Pathway | Method | Output | Strength |
---|---|---|---|
Linear Compression | PCA (retain 99% variance) | Principal components | Noise reduction, preserves global variance |
Sparse Selection | Lasso logistic (data-driven C) | Subset of original features | Hard feature pruning, biological interpretability |
Bayesian Selection | MCMC feature selection | Probabilistic sparse subset | Uncertainty quantification, preserves original axes |
Nonlinear Compression | VAE (Variational Autoencoder) | Learned latent factors | Captures complex manifolds |
All four compressed representations are concatenated into a single meta-feature matrix.
A TabNet meta-learner is trained on these meta-features to soft-select and attend to the best feature space for each protein.
Base Models: trained on TabNet-selected features from Layer 1
Model | Pipeline |
---|---|
Random Forest | Baseline → RandomizedSearchCV → GridSearchCV → Optuna → Save → Predict |
XGBoost | Baseline → RandomizedSearchCV → GridSearchCV → Optuna → Save → Predict |
Logistic Regression (Lasso) | L1-penalized → Feature selection → Retrain → Predict |
MLP Neural Network (GPU) | Baseline → Early stopping → Optuna → Save → Predict |
TabNet (GPU) | Baseline → Early stopping → Optuna → Save → Predict |
Final Ensembles:
- Soft Voting: average predicted probabilities of all base models
- Stacking (LightGBM meta-learner): learn optimal combination of base predictions
Why both?
Soft voting provides a stable baseline; stacking can squeeze extra accuracy by learning when to trust each model.

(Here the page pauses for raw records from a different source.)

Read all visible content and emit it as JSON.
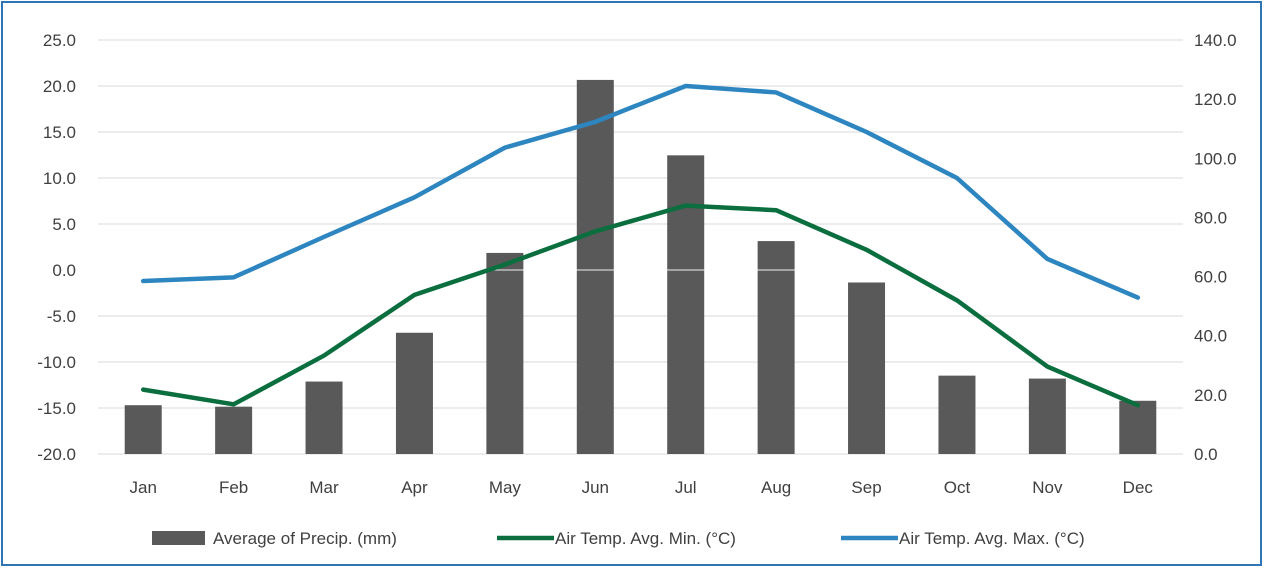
{
  "chart_data": {
    "type": "bar",
    "title": "",
    "categories": [
      "Jan",
      "Feb",
      "Mar",
      "Apr",
      "May",
      "Jun",
      "Jul",
      "Aug",
      "Sep",
      "Oct",
      "Nov",
      "Dec"
    ],
    "y_left": {
      "min": -20,
      "max": 25,
      "step": 5,
      "tick_labels": [
        "-20.0",
        "-15.0",
        "-10.0",
        "-5.0",
        "0.0",
        "5.0",
        "10.0",
        "15.0",
        "20.0",
        "25.0"
      ]
    },
    "y_right": {
      "min": 0,
      "max": 140,
      "step": 20,
      "tick_labels": [
        "0.0",
        "20.0",
        "40.0",
        "60.0",
        "80.0",
        "100.0",
        "120.0",
        "140.0"
      ]
    },
    "grid": true,
    "legend_position": "bottom",
    "series": [
      {
        "name": "Average of Precip. (mm)",
        "kind": "bar",
        "axis": "right",
        "color": "#595959",
        "values": [
          16.5,
          16.0,
          24.5,
          41.0,
          68.0,
          126.5,
          101.0,
          72.0,
          58.0,
          26.5,
          25.5,
          18.0
        ]
      },
      {
        "name": "Air Temp. Avg. Min. (°C)",
        "kind": "line",
        "axis": "left",
        "color": "#0b6e3f",
        "values": [
          -13.0,
          -14.6,
          -9.3,
          -2.7,
          0.6,
          4.2,
          7.0,
          6.5,
          2.2,
          -3.3,
          -10.5,
          -14.7
        ]
      },
      {
        "name": "Air Temp. Avg. Max. (°C)",
        "kind": "line",
        "axis": "left",
        "color": "#2e86c1",
        "values": [
          -1.2,
          -0.8,
          3.6,
          7.9,
          13.3,
          16.1,
          20.0,
          19.3,
          15.0,
          10.0,
          1.2,
          -3.0
        ]
      }
    ]
  }
}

- Data Loading & Preprocessing
- Layer 1 – Dimensionality Reduction & Meta-Learning
- Fit PCA, Lasso, MCMC selector, VAE
- Concatenate outputs → TabNet meta-learner → TabNet-selected features
- Layer 2 – Model Training
- Train RF, XGB, LR, MLP, TabNet on TabNet-selected features
- Hyperparameter tuning via RandomizedSearchCV → GridSearchCV → Optuna
- Ensembling
- Generate soft-voting and stacking predictions
- Validation & Explainability
- 5-fold CV monitoring, fold-variance analysis, McNemar’s test, bootstrap confidence intervals
- SHAP and feature importance plots
- Submission
- Save single-model and ensemble CSVs with
Entry, ProteinClass
- Save single-model and ensemble CSVs with
- Models:
*.joblib
for each tuned model and Optuna study - Compressed datasets: PCA, Lasso, MCMC, VAE outputs, TabNet-selected features
- Predictions:
y_pred_*.npy
and formatted CSVs - Reports: Confusion matrices, classification reports, SHAP plots
This README captures our updated, layered strategy—leveraging both linear/sparse and nonlinear/manifold views, dynamically fused by TabNet, then ensembled across multiple model paradigms to maximize accuracy and robustness.